The post reports that GroundedPlanBench contains 1,009 tasks in total, divided by length: 345 tasks require 1–4 actions, 381 require 5–8, and 283 require 9–26.
V2GP
The Video-to-Spatially Grounded Planning (V2GP) framework is designed to generate training data for joint planning and grounding from existing robot demonstration videos. The post describes the process: the system first detects moments when the robot interacts with objects using recorded gripper signals, generates a text description of the manipulated object with a multimodal language model, then tracks the object across the video using Meta’s SAM3 for open-vocabulary segmentation. It then identifies the object’s location at the moment it is grasped and where it is placed, constructing a grounded plan from those results.
The process yielded 43,000 grounded plans: 34,646 with 1–4 actions, 4,368 with 5–8, and 4,448 with 9–26.
Evaluation results
The post uses Qwen3-VL, a vision-language model that processes text, images, and video, as the base model for evaluation. It was evaluated without task-specific training on GroundedPlanBench alongside other proprietary models, then fine-tuned on V2GP training data and compared against the decoupled approach.
The post reports that training Qwen3-VL-4B and Qwen3-VL-32B with V2GP “led to significant improvements in grounded planning” compared to the decoupled baseline.

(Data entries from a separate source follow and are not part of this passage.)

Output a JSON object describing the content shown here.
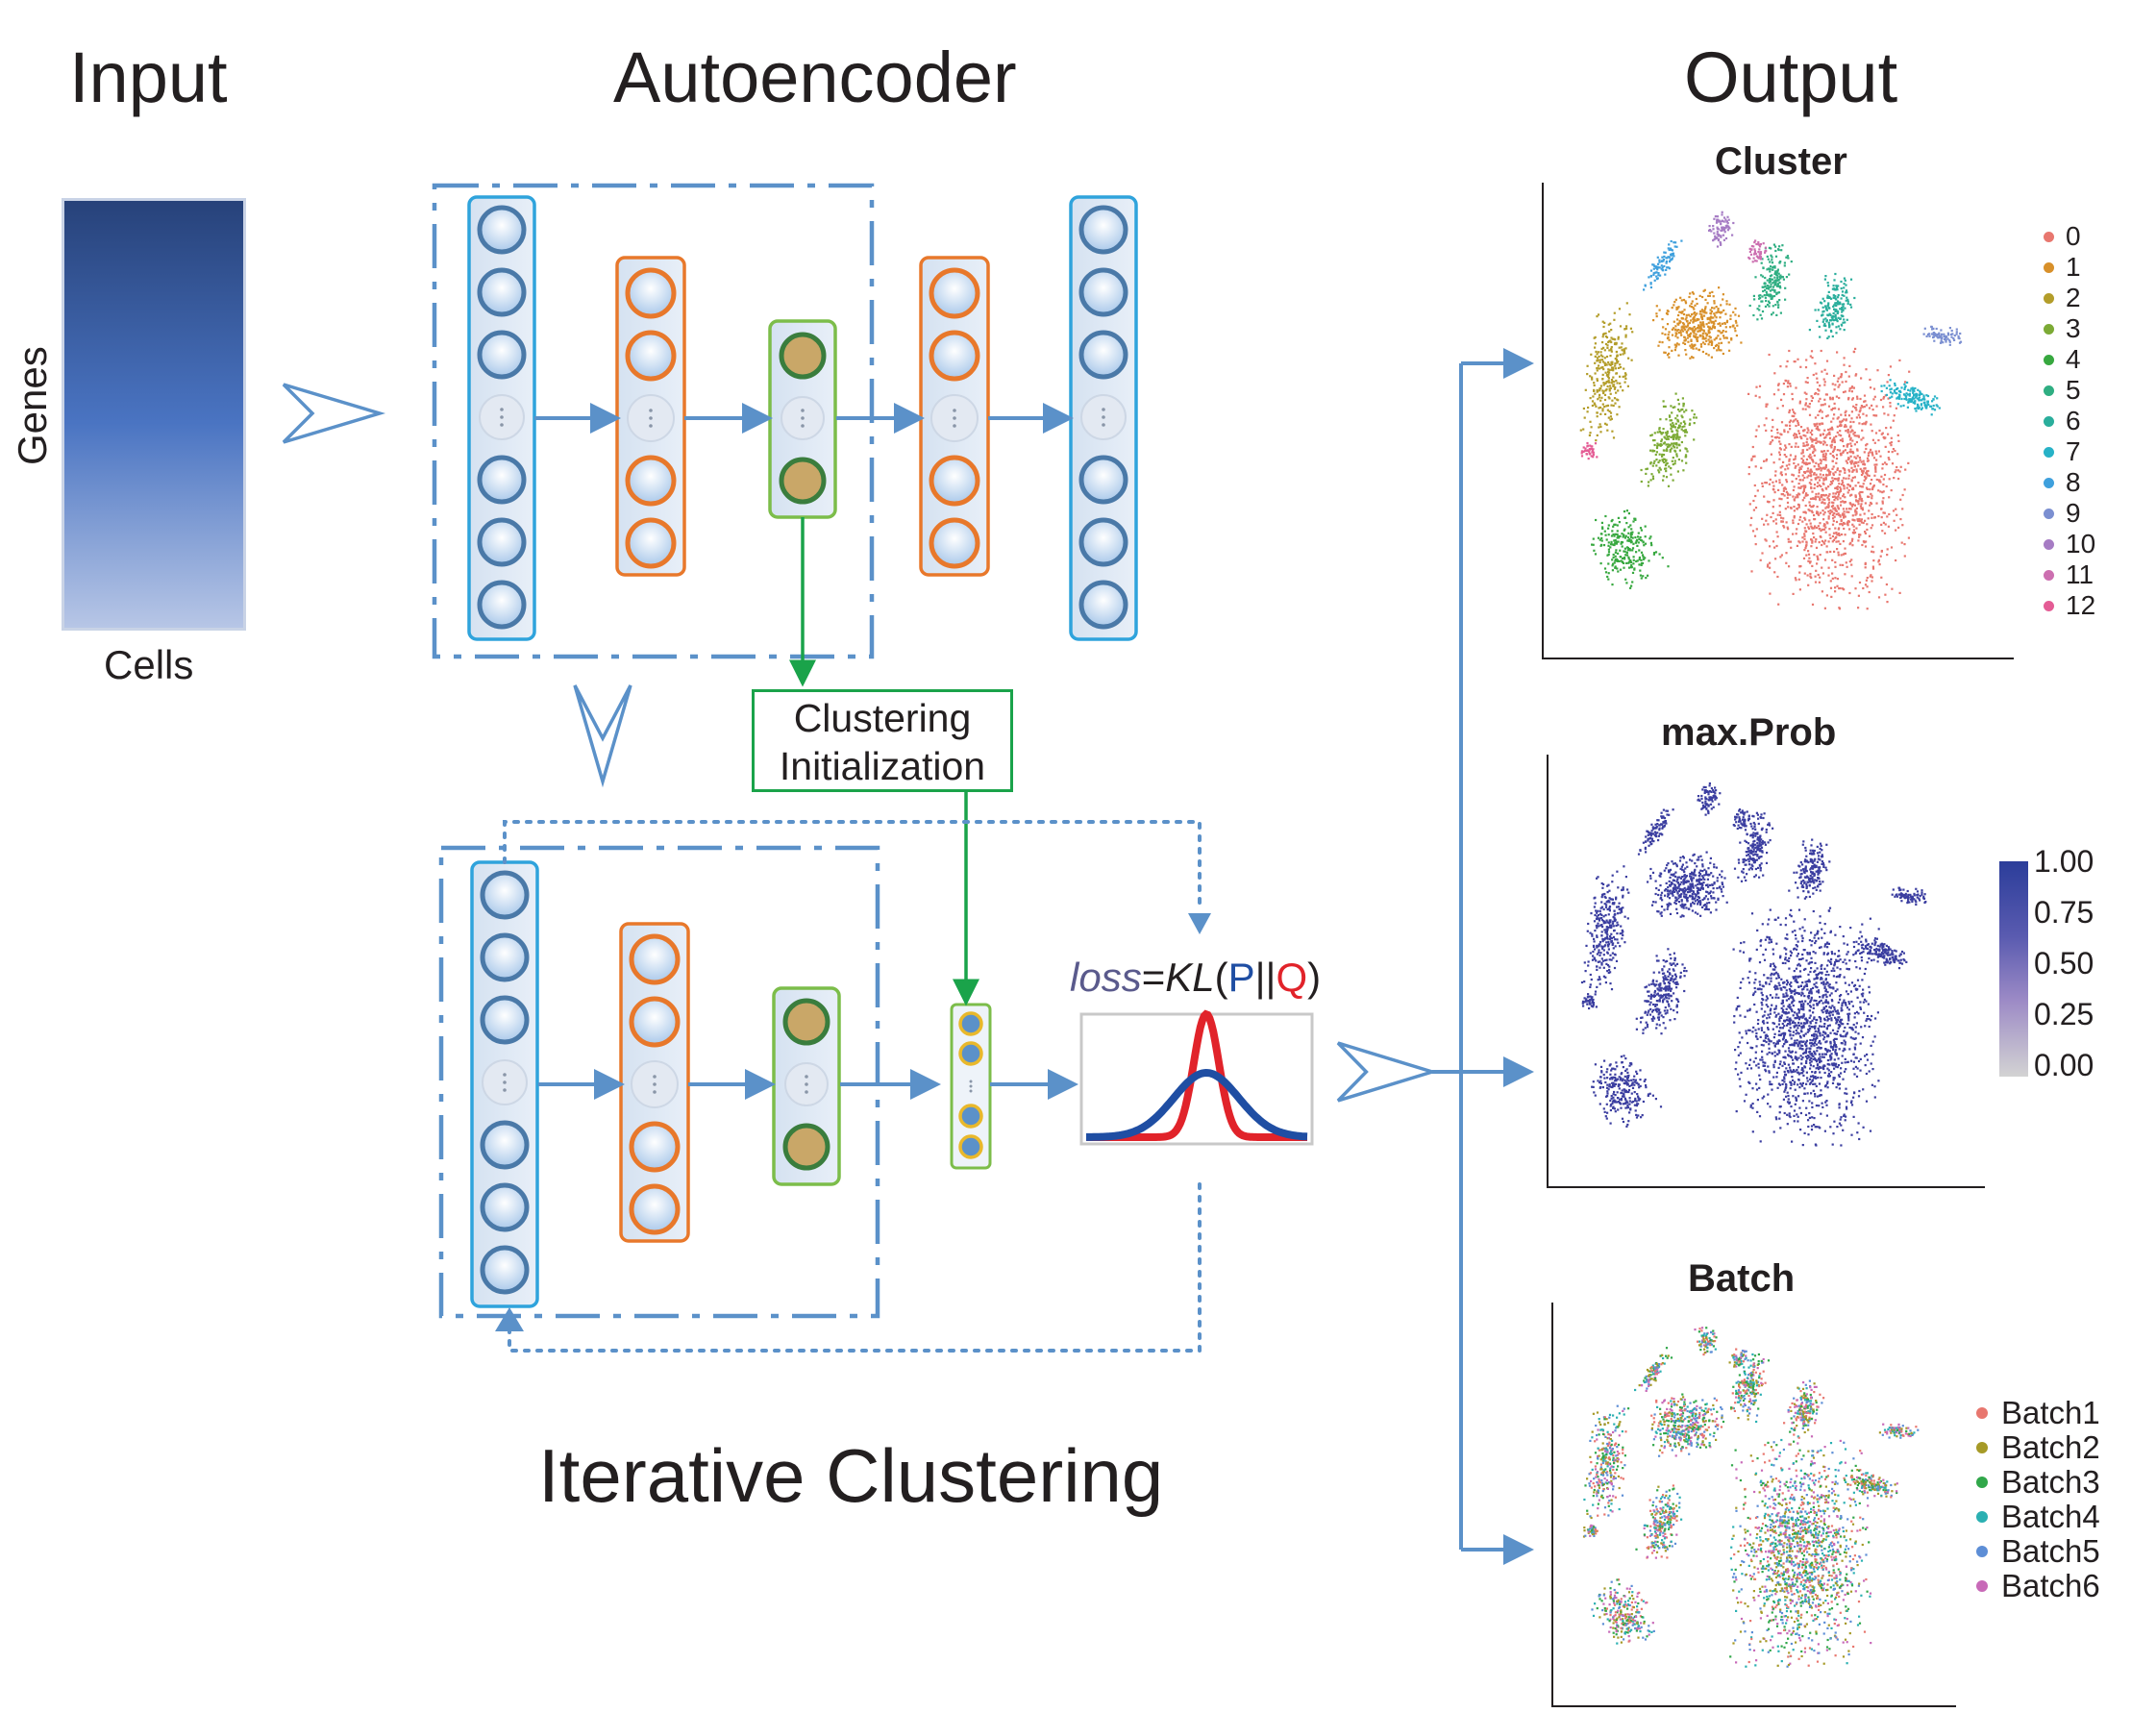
{
  "headers": {
    "input": "Input",
    "autoencoder": "Autoencoder",
    "output": "Output",
    "iterative": "Iterative Clustering"
  },
  "matrix": {
    "genes_label": "Genes",
    "cells_label": "Cells",
    "gradient_top": "#27427a",
    "gradient_mid": "#4a74c2",
    "gradient_bottom": "#b7c6e6"
  },
  "clustering_init": {
    "line1": "Clustering",
    "line2": "Initialization"
  },
  "loss": {
    "word": "loss",
    "eq": "=",
    "kl": "KL",
    "open": "(",
    "p": "P",
    "sep": "||",
    "q": "Q",
    "close": ")"
  },
  "colors": {
    "input_layer": "#2fa3dc",
    "hidden_layer": "#e8782b",
    "latent_layer": "#7cbd4a",
    "node_ring_blue": "#4a79a8",
    "node_ring_orange": "#e8782b",
    "node_ring_green": "#3a7d3d",
    "node_fill_gold": "#c9a768",
    "arrow_blue": "#5b91c9",
    "green_arrow": "#1aa34a",
    "p_curve": "#e1232a",
    "q_curve": "#1f4ea3",
    "loss_word": "#5a5a8c",
    "dash_box": "#5b91c9"
  },
  "icons": [
    "chevron-right-icon",
    "chevron-down-icon",
    "ellipsis-icon"
  ],
  "plots": {
    "cluster": {
      "title": "Cluster",
      "legend": [
        {
          "label": "0",
          "color": "#e8776f"
        },
        {
          "label": "1",
          "color": "#d8902a"
        },
        {
          "label": "2",
          "color": "#b39d2a"
        },
        {
          "label": "3",
          "color": "#7caa35"
        },
        {
          "label": "4",
          "color": "#37a83f"
        },
        {
          "label": "5",
          "color": "#2fae82"
        },
        {
          "label": "6",
          "color": "#2aae9c"
        },
        {
          "label": "7",
          "color": "#27b2c7"
        },
        {
          "label": "8",
          "color": "#3fa0dd"
        },
        {
          "label": "9",
          "color": "#7b8fd1"
        },
        {
          "label": "10",
          "color": "#a67cc4"
        },
        {
          "label": "11",
          "color": "#cc6fb0"
        },
        {
          "label": "12",
          "color": "#e45c95"
        }
      ]
    },
    "maxprob": {
      "title": "max.Prob",
      "colorbar_ticks": [
        "1.00",
        "0.75",
        "0.50",
        "0.25",
        "0.00"
      ],
      "color_high": "#2b3d9a",
      "color_low": "#d3d3d3",
      "point_color": "#3b3ea0"
    },
    "batch": {
      "title": "Batch",
      "legend": [
        {
          "label": "Batch1",
          "color": "#e8776f"
        },
        {
          "label": "Batch2",
          "color": "#a69a27"
        },
        {
          "label": "Batch3",
          "color": "#31a74a"
        },
        {
          "label": "Batch4",
          "color": "#2bb0b2"
        },
        {
          "label": "Batch5",
          "color": "#5d8ed6"
        },
        {
          "label": "Batch6",
          "color": "#c86ab8"
        }
      ]
    }
  }
}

Multi-step planning and handling of implicit instructions were described as challenging for all models tested.
Real-world robot experiments were also conducted using the fine-tuned model, with the post saying grounded planning “improves both task success and action accuracy, outperforming decoupled approaches in benchmark and real-world evaluations.”
Implications
The post frames joint planning and grounding as a path to more reliable robot manipulation. Current models, it says, still struggle with longer multi-step tasks and implicit instructions. The post identifies a direction it describes as promising: combining grounded planning with world models that allow robots to predict action outcomes before executing them. This, the post says, “could allow robots to decide what to do, where to act, and what will happen next.”
GroundedPlanBench is available on GitHub.